On the other hand maybe I did.

I cut down a cabinet maker who'd hung himself.

His wife was not well and she'd gone to Denver to see a specialist and she was gone over-long and we was in the office when a boy come a-runnin' and said he'd been found dead and the Sheriff he looked at me and I said "I'll go" and I did, and it was a man I knew and admired, and he'd left hisself a note propped up ag'in a row of chisels all neat-like on his work bench where he kept 'em and he said she was supposed to be back before noontime and she warn't home at sunset and that meant the disease was back and he couldn't face life without her so he tied off a noose to the rafters and set it around his neck and he taken a step off attair ladder into the Hereafter and that's how she found him.

Her and her daughter they went to Denver and they found out the disease was gone and they was so happy they went shoppin' an' they come back all happy and they went out in the shop to give him the good news and they found him hangin' dead and I reckon that's what killed his wife for she died not a month later all pale and drawn and lookin' like she'd aged ten years.  She didn't kill herself but Doc said like as not she died of a broken heart.

I've seen men killed many ways and that never bothered me much but what got to me was the grief of them that was left behint.

The Sheriff he helped as many as he could but women were scarce and a widow back East would be in black for a year and out here, why, she might be in mourning for a week or two and then there was men with their hat in their hand allowin' as she'd make a fine wife and inside of half a year they was generally married ag'in.

I said all this because when I could not sleep Annette couldn't sleep neither and she'd come down to the kitchen table and set with me and she'd look at me with them worried eyes and she'd hold my hand and ask if I wanted to talk and I'd hold her hand and I reckon I smiled like a bashful little boy for that's how I felt, she was my wife but God help me I could feel like a dirt kickin' schoolboy when the prettiest girl in the schoolroom set down with him, and this night I was up and couldn't sleep but 'twas not me that come out of the bunk first, she did so I went down and this time I held her hand and asked her if everything was all right and did she want to talk.

Turns out everything wasn't and she did.

I won't say that all women worry.

I will say that Annette was worried and maybe scared some.

She fixed tea and she was real quiet for she did not wish to wake the maid, the kettle was on the stove and the stove was banked and the water was warm enough yet and she brewed and we sipped and finally she looked at me with them big lovely eyes of hers and she whispered like her throat was all tight, "Did your father tell you about your mother?"

I blinked and I looked at her kind of puzzled and the look I give her must have been answer enough for she looked down and pressed her lips together not like she was mad but ruther like she was comin' to some decision.

She looked back up and whispered, "Esther lost her baby today."

I heard a woman's quick in-draw of breath and I looked at the maid, she was standin' there with her hair braided and throwed over one shoulder in front of her, she was wearin' her night cap an' her night gown and she had her hands over her mouth the way she did when she got surprisin' news that warn't good.

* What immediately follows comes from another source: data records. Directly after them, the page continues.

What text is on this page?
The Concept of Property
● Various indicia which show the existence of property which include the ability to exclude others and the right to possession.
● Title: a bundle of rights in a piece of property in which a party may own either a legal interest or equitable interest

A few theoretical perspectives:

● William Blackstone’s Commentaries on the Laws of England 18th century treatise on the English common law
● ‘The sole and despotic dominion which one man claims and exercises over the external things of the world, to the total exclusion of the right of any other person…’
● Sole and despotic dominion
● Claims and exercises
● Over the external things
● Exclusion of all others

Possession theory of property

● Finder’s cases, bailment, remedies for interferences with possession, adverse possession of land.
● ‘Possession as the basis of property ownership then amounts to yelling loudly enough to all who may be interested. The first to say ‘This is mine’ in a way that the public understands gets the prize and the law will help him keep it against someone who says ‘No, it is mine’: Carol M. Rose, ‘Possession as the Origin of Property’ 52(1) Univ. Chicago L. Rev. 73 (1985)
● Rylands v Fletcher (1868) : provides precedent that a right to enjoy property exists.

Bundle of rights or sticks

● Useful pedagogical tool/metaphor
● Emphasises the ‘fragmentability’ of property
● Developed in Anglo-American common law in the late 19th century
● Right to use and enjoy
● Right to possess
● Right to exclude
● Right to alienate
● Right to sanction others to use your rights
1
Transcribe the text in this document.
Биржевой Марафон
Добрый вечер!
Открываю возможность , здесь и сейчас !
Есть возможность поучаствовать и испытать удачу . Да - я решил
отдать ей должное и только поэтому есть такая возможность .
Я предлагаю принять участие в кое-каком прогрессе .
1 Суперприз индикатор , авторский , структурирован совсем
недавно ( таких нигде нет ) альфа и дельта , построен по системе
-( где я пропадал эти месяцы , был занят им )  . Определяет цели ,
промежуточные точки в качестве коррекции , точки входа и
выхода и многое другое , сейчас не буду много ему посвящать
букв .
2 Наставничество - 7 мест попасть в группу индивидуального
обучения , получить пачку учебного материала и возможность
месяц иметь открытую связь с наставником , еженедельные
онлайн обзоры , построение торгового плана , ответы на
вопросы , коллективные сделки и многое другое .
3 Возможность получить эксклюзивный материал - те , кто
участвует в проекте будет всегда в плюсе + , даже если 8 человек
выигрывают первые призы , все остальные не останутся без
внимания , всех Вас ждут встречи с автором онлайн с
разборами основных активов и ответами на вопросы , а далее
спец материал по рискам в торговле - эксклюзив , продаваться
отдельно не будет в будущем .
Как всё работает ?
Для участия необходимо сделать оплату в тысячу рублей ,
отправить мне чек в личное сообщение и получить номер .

"You'd best have a set," I spoke up, "you look like you seen a ghost," and she kind of fumbled for a chair and Annette she must have figured she'd be gettin' up for she had a tea cup ready and she poured out some good warm tea for her and them two women got to discussin' it and I leaned back and listened and watched.

I liked doin' that, I'd do that when men was discussin' a subject I was interested in and I got more good out of leanin' back and listenin' to a good busy conversation than if I was doin' the discussin' unless there was some pa'tickelar thing I wanted to know.

She said somethin' about Miz Esther – I still couldn't hardly call her Mama and if I called her anything else it was Mother – she passed somethin' the size of a peach pit and it like to tore her apart, not that it hurt her or tore out her guts but more like it grieved her and I reckoned it would but I didn't say a thing, I looked at my wife and I considered that she carried our child and she was all happy that she was and she'd knit or sew or she'd be fixin' up the room for the child and I never seen her happier and was she to lose our child, why, it would just take the heart right out of her, and that troubled me, it surely did.

If it was up to the women I reckon they'd have made them little finger sandwiches or some fine little dainties but I'm not that delicate, I was hungry so I slabbed off some sour dough bread and laid cold meat between the buttered slices and I throwed them on a plate and set one in front of the maid and one in front of Annette and I fixed me one and we et and we talked and 'twas more like we et and they talked and finally oncet we'd et and drunk and the clock struck low twelve, why, I allowed as I looked in the mirror earlier and discovered that I'd best get my beauty rest for that looking-glass told me I needed all the help I could get and the women they laughed a little and we-all went back to bed and Annette laid awake holdin' my hand and she asked me if she lost our child would I still love her and I rolled over and pulled her in close to me and I nibbled her ear lobe with my lips and then whispered that I lost my pocket knife oncet but I found it and I reckon if she lost a baby she'd find it for babies was kind of noisy and she'd hear where she left it and she pushed away from me and swatted me on the shoulder and then we both laughed and finally we fell asleep.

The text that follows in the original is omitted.